Striking photos of the past & present of Papua New Guinea
26 February 2018
TORSTEN BLACKWOOD | PHOTOGRAPHS BY SANDRO | Smithsonian Magazine
See all of Sandro’s wonderful images here
WASHINGTON - Is any place on the planet less familiar to Americans than heavily forested, mountainous, linguistically complex, faraway Papua New Guinea?
The images here document just a few points on the wide spectrum of life in PNG today. At one end is what might be called extravagant tradition. To see that, the photographer Sandro, who’s based in Chicago, went to the Eastern Highlands and attended the Goroka Show.
That’s a three-day festival where people from all over the country showcase their customs. In a makeshift studio Sandro photographed men and women wearing costumes unique to their villages.
This kind of undertaking is not without risk. Anthropologists rightly caution against ethnic stereotyping, and a Papuan elder in feathered regalia doesn’t stand in for the entire population any more than a woman wearing a calico bonnet in Colonial Williamsburg is a typical American.
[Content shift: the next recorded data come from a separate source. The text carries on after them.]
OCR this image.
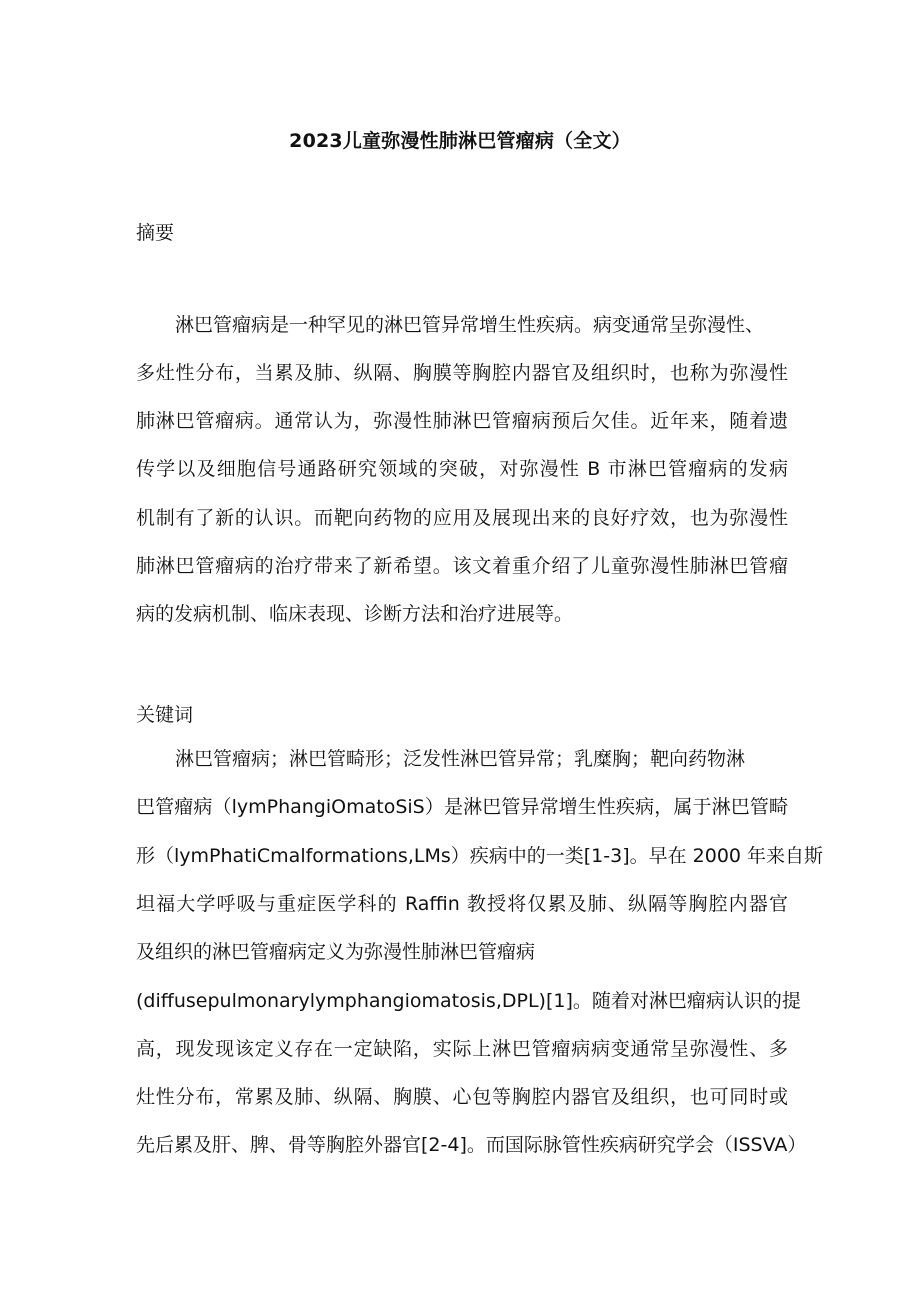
2023儿童弥漫性肺淋巴管瘤病（全文）
摘要
淋巴管瘤病是一种罕见的淋巴管异常增生性疾病。病变通常呈弥漫性、
多灶性分布，当累及肺、纵隔、胸膜等胸腔内器官及组织时，也称为弥漫性
肺淋巴管瘤病。通常认为，弥漫性肺淋巴管瘤病预后欠佳。近年来，随着遗
传学以及细胞信号通路研究领域的突破，对弥漫性 B 市淋巴管瘤病的发病
机制有了新的认识。而靶向药物的应用及展现出来的良好疗效，也为弥漫性
肺淋巴管瘤病的治疗带来了新希望。该文着重介绍了儿童弥漫性肺淋巴管瘤
病的发病机制、临床表现、诊断方法和治疗进展等。
关键词
淋巴管瘤病；淋巴管畸形；泛发性淋巴管异常；乳糜胸；靶向药物淋
巴管瘤病（lymPhangiOmatoSiS）是淋巴管异常增生性疾病，属于淋巴管畸
形（lymPhatiCmalformations,LMs）疾病中的一类[1-3]。早在 2000 年来自斯
坦福大学呼吸与重症医学科的 Raffin 教授将仅累及肺、纵隔等胸腔内器官
及组织的淋巴管瘤病定义为弥漫性肺淋巴管瘤病
(diffusepulmonarylymphangiomatosis,DPL)[1]。随着对淋巴瘤病认识的提
高，现发现该定义存在一定缺陷，实际上淋巴管瘤病病变通常呈弥漫性、多
灶性分布，常累及肺、纵隔、胸膜、心包等胸腔内器官及组织，也可同时或
先后累及肝、脾、骨等胸腔外器官[2-4]。而国际脉管性疾病研究学会（ISSVA）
But his headdress is an amazing heirloom, a thing of beauty deeply linked to an ancient way of life.
At the other end of the spectrum is the underworld of Port Moresby, the capital, a city plagued by car-jackings and other street crimes.
Many of the perpetrators are young men who left the countryside in search of work, only to end up unemployed and living desperately in grim settlements.
Sandro’s pictures of them reveal a combination of fierceness and vulnerability that is downright poignant.
Then there are the women Sandro photographed. They toil on the other side of the world, but they’re familiar—one stooping under her burden, another smiling with a youngster on her hip.
These women don’t represent PNG. They represent humanity. They’re us.
If ever we need to evaluate the corrosive impact of transhumanism even the traditional bilum is now woven with a pocket to accommodate iProsthetic smartphones......"How beauteous mankind is! O brave new world, That has such people in’t" - Shakespeare (The Tempest Act 5, Scene 1).